The Connector domain makes that a one-click operation. Connectors can be disabled and re-enabled without losing configuration, tested before activation, and monitored continuously for health issues.

Key Features#

  • Centralised data source catalog with status monitoring and health tracking.
  • Dynamic enable/disable of data sources without configuration deletion.
  • Connection testing with authentication validation, sample query execution, and latency measurement.
  • Support for SIEM, threat intelligence, OSINT, blockchain, cloud logs, endpoint, network, and custom API integrations.
  • Credential management with secure storage and rotation support.
  • Connector health monitoring with automatic status updates.
  • Organisation-scoped data source management with tenant isolation.
  • Ingestion pipeline integration for automatic start/stop on toggle.

Use Cases#

Security operations centres manage and monitor their full suite of external data source integrations from a single admin panel, with health status indicators providing early warning when a connector degrades before it impacts alert quality.

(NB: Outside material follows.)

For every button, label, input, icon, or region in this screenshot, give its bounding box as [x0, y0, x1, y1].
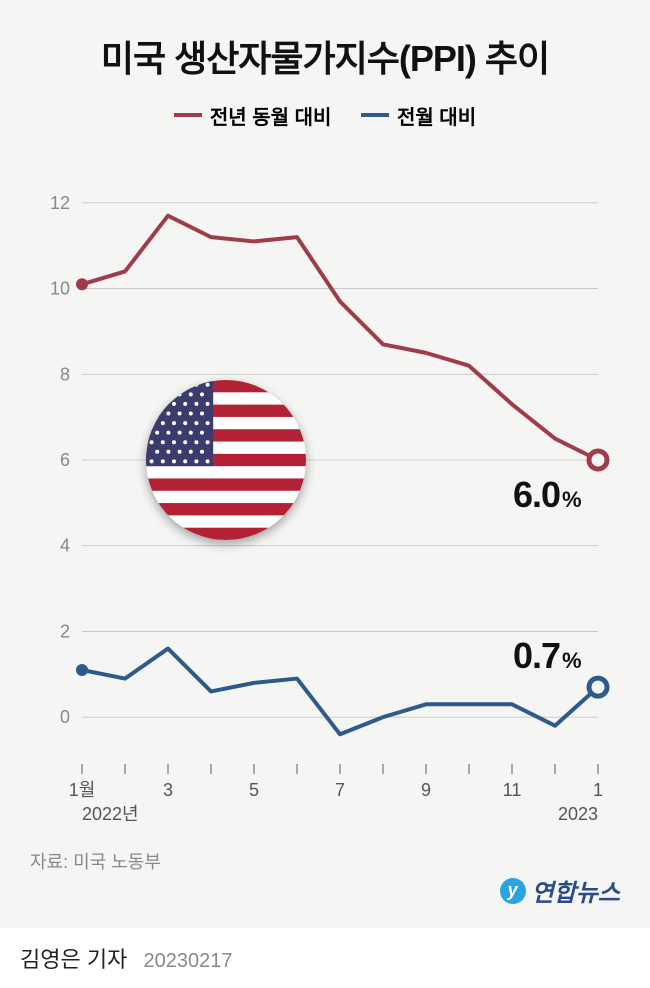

Intelligence analysts temporarily disable a misbehaving connector without losing its configuration, re-enabling it cleanly once the upstream issue is resolved rather than having to reconfigure the integration from scratch.

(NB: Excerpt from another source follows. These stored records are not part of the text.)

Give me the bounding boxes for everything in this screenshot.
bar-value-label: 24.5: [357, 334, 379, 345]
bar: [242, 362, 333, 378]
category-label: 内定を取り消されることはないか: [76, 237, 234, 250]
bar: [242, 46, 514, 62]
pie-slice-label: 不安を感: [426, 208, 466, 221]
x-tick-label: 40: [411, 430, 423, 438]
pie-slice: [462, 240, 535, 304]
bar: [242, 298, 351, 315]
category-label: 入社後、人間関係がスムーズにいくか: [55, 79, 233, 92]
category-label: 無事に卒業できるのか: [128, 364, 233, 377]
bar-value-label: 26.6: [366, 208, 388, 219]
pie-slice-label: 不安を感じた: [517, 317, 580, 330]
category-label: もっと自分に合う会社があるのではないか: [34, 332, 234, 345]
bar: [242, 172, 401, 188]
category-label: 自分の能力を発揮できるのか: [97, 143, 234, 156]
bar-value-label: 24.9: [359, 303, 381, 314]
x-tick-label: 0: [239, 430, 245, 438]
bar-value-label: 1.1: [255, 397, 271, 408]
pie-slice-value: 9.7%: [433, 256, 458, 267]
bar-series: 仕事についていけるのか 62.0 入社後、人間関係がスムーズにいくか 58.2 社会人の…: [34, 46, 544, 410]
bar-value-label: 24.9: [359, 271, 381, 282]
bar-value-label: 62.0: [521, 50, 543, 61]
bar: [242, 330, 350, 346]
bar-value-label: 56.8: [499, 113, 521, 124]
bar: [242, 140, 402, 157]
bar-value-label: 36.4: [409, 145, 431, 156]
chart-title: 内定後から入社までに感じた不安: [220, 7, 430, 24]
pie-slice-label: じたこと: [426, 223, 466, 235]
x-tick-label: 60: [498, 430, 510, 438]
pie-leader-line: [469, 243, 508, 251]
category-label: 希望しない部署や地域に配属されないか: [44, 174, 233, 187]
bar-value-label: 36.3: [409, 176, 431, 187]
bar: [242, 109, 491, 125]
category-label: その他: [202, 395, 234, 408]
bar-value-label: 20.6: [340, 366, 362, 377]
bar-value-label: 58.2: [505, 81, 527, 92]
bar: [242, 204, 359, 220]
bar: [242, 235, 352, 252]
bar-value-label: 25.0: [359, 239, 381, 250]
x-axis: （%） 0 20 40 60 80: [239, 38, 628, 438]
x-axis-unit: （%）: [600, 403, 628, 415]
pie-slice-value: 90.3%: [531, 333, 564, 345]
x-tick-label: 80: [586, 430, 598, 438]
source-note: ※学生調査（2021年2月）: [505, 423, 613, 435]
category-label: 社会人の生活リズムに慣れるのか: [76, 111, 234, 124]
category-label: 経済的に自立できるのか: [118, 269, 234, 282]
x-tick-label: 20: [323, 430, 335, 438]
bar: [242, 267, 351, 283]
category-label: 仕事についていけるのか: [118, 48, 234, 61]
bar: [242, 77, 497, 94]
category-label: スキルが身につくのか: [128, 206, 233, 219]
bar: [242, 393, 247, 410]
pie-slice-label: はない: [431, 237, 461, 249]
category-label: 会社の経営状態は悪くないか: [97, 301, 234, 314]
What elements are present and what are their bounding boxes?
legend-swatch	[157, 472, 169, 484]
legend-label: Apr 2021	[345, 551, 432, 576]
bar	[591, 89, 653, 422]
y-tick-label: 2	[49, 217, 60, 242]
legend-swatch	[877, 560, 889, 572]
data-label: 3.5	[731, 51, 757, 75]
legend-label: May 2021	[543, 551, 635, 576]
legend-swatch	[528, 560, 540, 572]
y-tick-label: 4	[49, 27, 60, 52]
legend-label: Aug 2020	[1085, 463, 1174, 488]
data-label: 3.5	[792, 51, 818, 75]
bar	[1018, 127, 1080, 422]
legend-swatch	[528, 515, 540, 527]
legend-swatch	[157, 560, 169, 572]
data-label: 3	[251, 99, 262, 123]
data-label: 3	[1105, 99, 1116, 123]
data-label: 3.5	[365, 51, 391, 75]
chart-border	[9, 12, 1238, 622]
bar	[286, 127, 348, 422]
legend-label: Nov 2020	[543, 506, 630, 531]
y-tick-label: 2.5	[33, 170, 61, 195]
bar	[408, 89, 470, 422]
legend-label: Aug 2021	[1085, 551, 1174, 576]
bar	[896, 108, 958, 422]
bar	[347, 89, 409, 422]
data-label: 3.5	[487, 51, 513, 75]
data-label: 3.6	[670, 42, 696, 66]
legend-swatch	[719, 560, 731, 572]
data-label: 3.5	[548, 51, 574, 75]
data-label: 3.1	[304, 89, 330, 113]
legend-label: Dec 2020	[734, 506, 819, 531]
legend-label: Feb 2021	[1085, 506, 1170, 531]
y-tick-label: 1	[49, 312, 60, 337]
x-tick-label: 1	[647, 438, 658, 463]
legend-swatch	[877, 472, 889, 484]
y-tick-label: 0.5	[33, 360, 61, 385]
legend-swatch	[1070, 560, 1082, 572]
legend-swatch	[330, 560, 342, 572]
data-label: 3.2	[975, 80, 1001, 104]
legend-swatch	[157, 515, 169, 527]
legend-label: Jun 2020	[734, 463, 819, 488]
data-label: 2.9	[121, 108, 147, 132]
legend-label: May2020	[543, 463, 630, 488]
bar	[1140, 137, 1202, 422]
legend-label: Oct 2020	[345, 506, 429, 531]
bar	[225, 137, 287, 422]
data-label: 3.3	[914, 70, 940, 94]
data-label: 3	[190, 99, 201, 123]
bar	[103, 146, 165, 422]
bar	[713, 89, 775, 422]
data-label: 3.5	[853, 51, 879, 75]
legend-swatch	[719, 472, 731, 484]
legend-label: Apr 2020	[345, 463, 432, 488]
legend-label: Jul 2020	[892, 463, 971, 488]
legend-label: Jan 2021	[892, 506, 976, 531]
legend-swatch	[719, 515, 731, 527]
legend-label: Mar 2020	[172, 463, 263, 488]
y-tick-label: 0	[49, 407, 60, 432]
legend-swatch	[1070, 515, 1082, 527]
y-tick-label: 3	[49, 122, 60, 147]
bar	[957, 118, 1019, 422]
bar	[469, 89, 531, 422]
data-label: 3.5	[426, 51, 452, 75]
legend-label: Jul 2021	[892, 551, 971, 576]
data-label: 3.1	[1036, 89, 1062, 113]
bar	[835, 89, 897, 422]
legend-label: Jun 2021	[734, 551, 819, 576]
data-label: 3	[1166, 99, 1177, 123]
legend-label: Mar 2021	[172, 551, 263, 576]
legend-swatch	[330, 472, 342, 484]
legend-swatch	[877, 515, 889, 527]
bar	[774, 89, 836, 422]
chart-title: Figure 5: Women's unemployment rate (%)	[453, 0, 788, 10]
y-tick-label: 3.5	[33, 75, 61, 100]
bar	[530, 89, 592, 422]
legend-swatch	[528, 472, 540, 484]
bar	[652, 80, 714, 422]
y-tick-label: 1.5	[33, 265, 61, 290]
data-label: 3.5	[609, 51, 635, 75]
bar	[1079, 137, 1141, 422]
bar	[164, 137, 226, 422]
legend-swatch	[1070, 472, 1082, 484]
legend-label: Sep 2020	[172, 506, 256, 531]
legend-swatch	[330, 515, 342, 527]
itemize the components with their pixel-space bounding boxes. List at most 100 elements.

Platform administrators test data source connectivity and credentials before enabling ingestion for new sources, validating authentication and data format before live data starts flowing into investigation workflows.

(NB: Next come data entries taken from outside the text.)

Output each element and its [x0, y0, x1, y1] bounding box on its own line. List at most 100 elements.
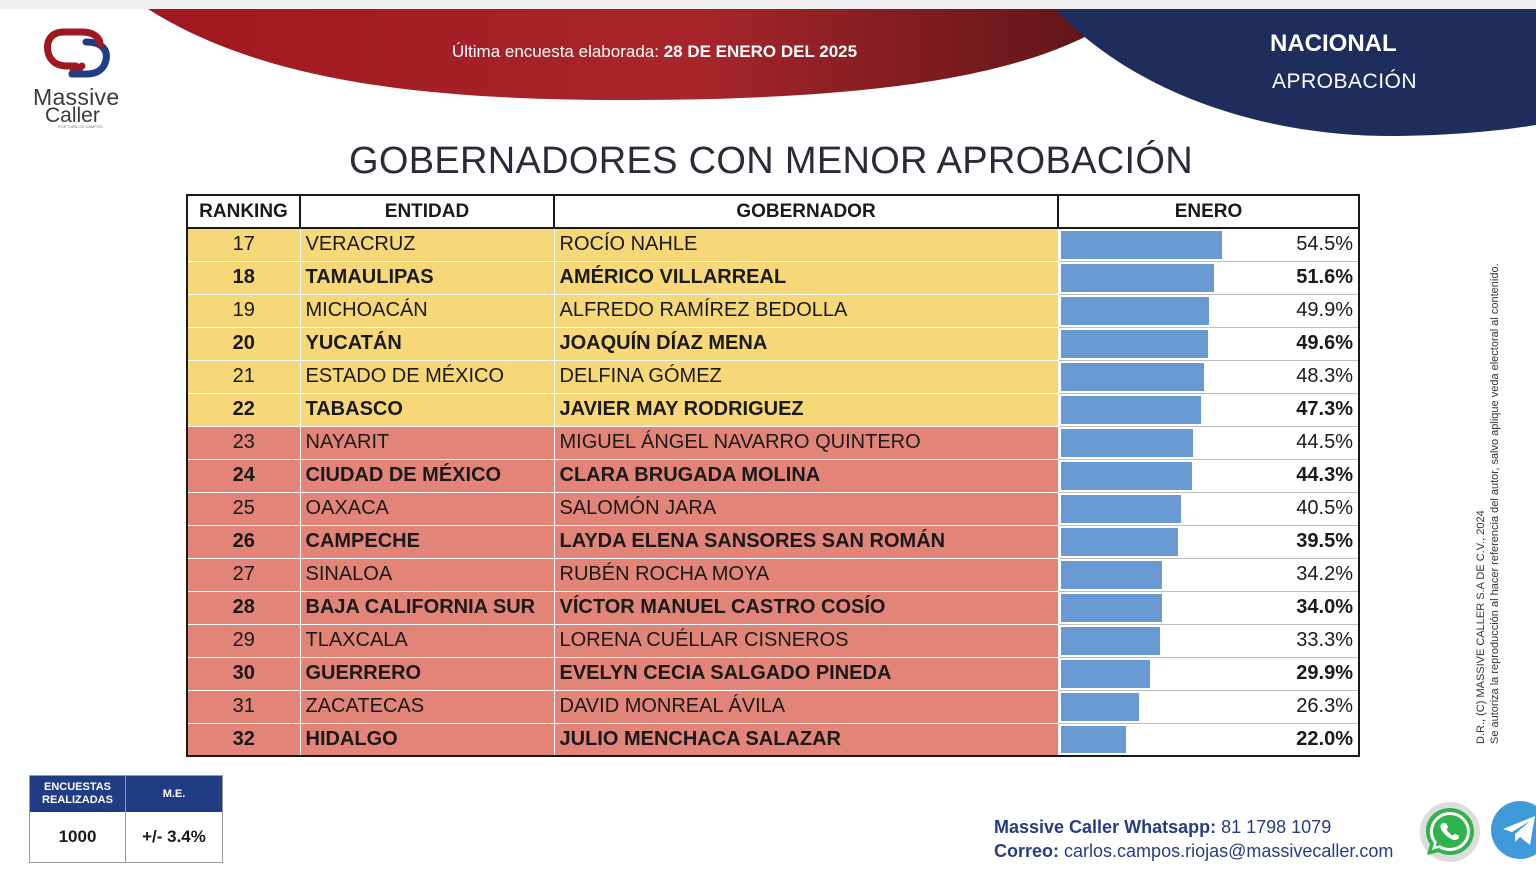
cell-ranking: 26 — [186, 524, 301, 559]
cell-gobernador: CLARA BRUGADA MOLINA — [553, 458, 1059, 493]
approval-value: 40.5% — [1296, 496, 1353, 519]
top-strip — [0, 0, 1536, 9]
contact-info: Massive Caller Whatsapp: 81 1798 1079 Co… — [994, 815, 1393, 863]
cell-enero: 48.3% — [1057, 359, 1360, 394]
cell-enero: 49.6% — [1057, 326, 1360, 361]
cell-entidad: CIUDAD DE MÉXICO — [299, 458, 555, 493]
cell-ranking: 22 — [186, 392, 301, 427]
cell-enero: 34.2% — [1057, 557, 1360, 592]
cell-gobernador: JOAQUÍN DÍAZ MENA — [553, 326, 1059, 361]
table-row: 32 HIDALGO JULIO MENCHACA SALAZAR 22.0% — [186, 722, 1360, 757]
cell-entidad: CAMPECHE — [299, 524, 555, 559]
approval-value: 34.0% — [1296, 595, 1353, 618]
legal-line-2: Se autoriza la reproducción al hacer ref… — [1489, 263, 1501, 744]
cell-gobernador: MIGUEL ÁNGEL NAVARRO QUINTERO — [553, 425, 1059, 460]
cell-gobernador: ROCÍO NAHLE — [553, 227, 1059, 262]
email-address[interactable]: carlos.campos.riojas@massivecaller.com — [1064, 841, 1394, 861]
approval-bar — [1060, 692, 1139, 721]
cell-entidad: TABASCO — [299, 392, 555, 427]
cell-ranking: 21 — [186, 359, 301, 394]
cell-gobernador: DELFINA GÓMEZ — [553, 359, 1059, 394]
approval-value: 29.9% — [1296, 661, 1353, 684]
approval-value: 39.5% — [1296, 529, 1353, 552]
header-ranking: RANKING — [186, 194, 301, 229]
table-row: 21 ESTADO DE MÉXICO DELFINA GÓMEZ 48.3% — [186, 359, 1360, 394]
scope-title: NACIONAL — [1270, 30, 1397, 57]
table-row: 20 YUCATÁN JOAQUÍN DÍAZ MENA 49.6% — [186, 326, 1360, 361]
header-enero: ENERO — [1057, 194, 1360, 229]
approval-bar — [1060, 560, 1162, 589]
cell-ranking: 20 — [186, 326, 301, 361]
legal-notice: D.R., (C) MASSIVE CALLER S.A DE C.V., 20… — [1474, 184, 1502, 744]
table-body: 17 VERACRUZ ROCÍO NAHLE 54.5% 18 TAMAULIPAS AM… — [186, 227, 1360, 757]
approval-bar — [1060, 263, 1214, 292]
cell-entidad: GUERRERO — [299, 656, 555, 691]
cell-gobernador: JAVIER MAY RODRIGUEZ — [553, 392, 1059, 427]
table-row: 24 CIUDAD DE MÉXICO CLARA BRUGADA MOLINA 44… — [186, 458, 1360, 493]
cell-ranking: 23 — [186, 425, 301, 460]
stats-header: ENCUESTAS REALIZADAS M.E. — [30, 776, 222, 812]
survey-date-prefix: Última encuesta elaborada: — [452, 42, 659, 61]
cell-enero: 26.3% — [1057, 689, 1360, 724]
whatsapp-icon[interactable] — [1418, 800, 1482, 864]
header-entidad: ENTIDAD — [299, 194, 555, 229]
cell-enero: 33.3% — [1057, 623, 1360, 658]
table-row: 29 TLAXCALA LORENA CUÉLLAR CISNEROS 33.3% — [186, 623, 1360, 658]
table-row: 31 ZACATECAS DAVID MONREAL ÁVILA 26.3% — [186, 689, 1360, 724]
cell-ranking: 18 — [186, 260, 301, 295]
cell-gobernador: SALOMÓN JARA — [553, 491, 1059, 526]
cell-enero: 34.0% — [1057, 590, 1360, 625]
approval-bar — [1060, 231, 1222, 259]
table-row: 30 GUERRERO EVELYN CECIA SALGADO PINEDA 29.… — [186, 656, 1360, 691]
approval-bar — [1060, 725, 1126, 753]
cell-enero: 54.5% — [1057, 227, 1360, 262]
table-row: 25 OAXACA SALOMÓN JARA 40.5% — [186, 491, 1360, 526]
logo-word-massive: Massive — [33, 84, 120, 110]
logo-bubbles-icon — [44, 28, 110, 78]
cell-ranking: 30 — [186, 656, 301, 691]
table-row: 26 CAMPECHE LAYDA ELENA SANSORES SAN ROMÁN… — [186, 524, 1360, 559]
table-row: 28 BAJA CALIFORNIA SUR VÍCTOR MANUEL CASTR… — [186, 590, 1360, 625]
telegram-icon[interactable] — [1490, 800, 1536, 860]
cell-entidad: VERACRUZ — [299, 227, 555, 262]
whatsapp-number[interactable]: 81 1798 1079 — [1221, 817, 1332, 837]
approval-value: 26.3% — [1296, 694, 1353, 717]
legal-line-1: D.R., (C) MASSIVE CALLER S.A DE C.V., 20… — [1475, 510, 1487, 744]
cell-enero: 51.6% — [1057, 260, 1360, 295]
contact-whatsapp: Massive Caller Whatsapp: 81 1798 1079 — [994, 815, 1393, 839]
logo-tagline: POR CARLOS CAMPOS — [58, 124, 103, 129]
stats-header-surveys: ENCUESTAS REALIZADAS — [30, 776, 126, 812]
cell-gobernador: EVELYN CECIA SALGADO PINEDA — [553, 656, 1059, 691]
approval-value: 44.5% — [1296, 430, 1353, 453]
massive-caller-logo: Massive Caller POR CARLOS CAMPOS — [30, 28, 130, 129]
cell-ranking: 27 — [186, 557, 301, 592]
logo-word-caller: Caller — [45, 104, 100, 127]
header-shapes — [148, 9, 1536, 137]
approval-value: 51.6% — [1296, 265, 1353, 288]
approval-value: 44.3% — [1296, 463, 1353, 486]
approval-bar — [1060, 428, 1193, 457]
cell-gobernador: LORENA CUÉLLAR CISNEROS — [553, 623, 1059, 658]
cell-entidad: BAJA CALIFORNIA SUR — [299, 590, 555, 625]
cell-gobernador: AMÉRICO VILLARREAL — [553, 260, 1059, 295]
cell-enero: 47.3% — [1057, 392, 1360, 427]
whatsapp-label: Massive Caller Whatsapp: — [994, 817, 1217, 837]
stats-values: 1000 +/- 3.4% — [30, 812, 222, 862]
scope-subtitle: APROBACIÓN — [1272, 70, 1418, 93]
cell-gobernador: JULIO MENCHACA SALAZAR — [553, 722, 1059, 757]
approval-bar — [1060, 395, 1201, 424]
cell-gobernador: RUBÉN ROCHA MOYA — [553, 557, 1059, 592]
approval-value: 22.0% — [1296, 727, 1353, 750]
cell-enero: 44.5% — [1057, 425, 1360, 460]
stats-surveys-value: 1000 — [30, 812, 126, 862]
approval-bar — [1060, 296, 1209, 325]
approval-bar — [1060, 593, 1162, 622]
stats-margin-value: +/- 3.4% — [142, 827, 206, 846]
cell-enero: 40.5% — [1057, 491, 1360, 526]
cell-gobernador: VÍCTOR MANUEL CASTRO COSÍO — [553, 590, 1059, 625]
cell-entidad: MICHOACÁN — [299, 293, 555, 328]
cell-enero: 49.9% — [1057, 293, 1360, 328]
approval-bar — [1060, 626, 1160, 655]
approval-value: 48.3% — [1296, 364, 1353, 387]
approval-bar — [1060, 362, 1204, 391]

Multi-tenant deployments manage connector configurations independently per organisation, with each tenant's data sources isolated from other tenants even when connecting to the same upstream provider.

Integration#

Integrates with data source definitions, ingestion pipelines, and monitoring systems. Supports organisation-level multi-tenancy for connector management.

Open Standards#

  • GraphQL (June 2018 specification): all connector catalogue queries, toggle, and test operations are exposed through a GraphQL API, allowing clients to request exactly the fields required and compose connector management into broader investigation queries.
  • OAuth 2.0 (RFC 6749): the generic REST connector and all named SIEM clients support the OAuth 2 client-credentials flow to obtain short-lived Bearer tokens when authenticating to upstream data sources that require delegated authorisation.
  • HTTP Bearer Token (RFC 6750): Bearer tokens are transmitted in Authorization headers when connecting to REST data sources and SIEM APIs, conforming to the RFC 6750 scheme for token-based HTTP authentication.
  • Web Linking / HTTP Link Header Pagination (RFC 5988): the generic REST connector implements RFC 5988 Link-header cursor pagination, enabling traversal of paginated REST APIs that signal the next-page URL through the Link: <url>; rel="next" response header.
  • Common Vulnerabilities and Exposures / NVD API 2.0 (CVE/NVD): a dedicated connector fetches and normalises CVE records from the NIST National Vulnerability Database REST API v2.0, including CVSS v2 and v3.1 base scores, CPE 2.3 affected-product identifiers, and CWE weakness classifications.
  • Common Vulnerability Scoring System (CVSS v2 / v3.1): severity scoring data retrieved from NVD is parsed and stored in normalised form, with baseScore and baseSeverity fields mapped to the platform's unified schema for cross-source risk comparison.
  • ISO 8601 date/time format: date range parameters sent to the NVD API and other time-bounded REST sources use ISO 8601 datetime strings, ensuring interoperable temporal filtering across all connector implementations.
  • Common Event Format (CEF) and Log Event Extended Format (LEEF): the SIEM normalisation model explicitly catalogues CEF (ArcSight) and LEEF (IBM QRadar) as supported inbound source formats, allowing raw log records in those formats to be mapped to the platform's unified event schema.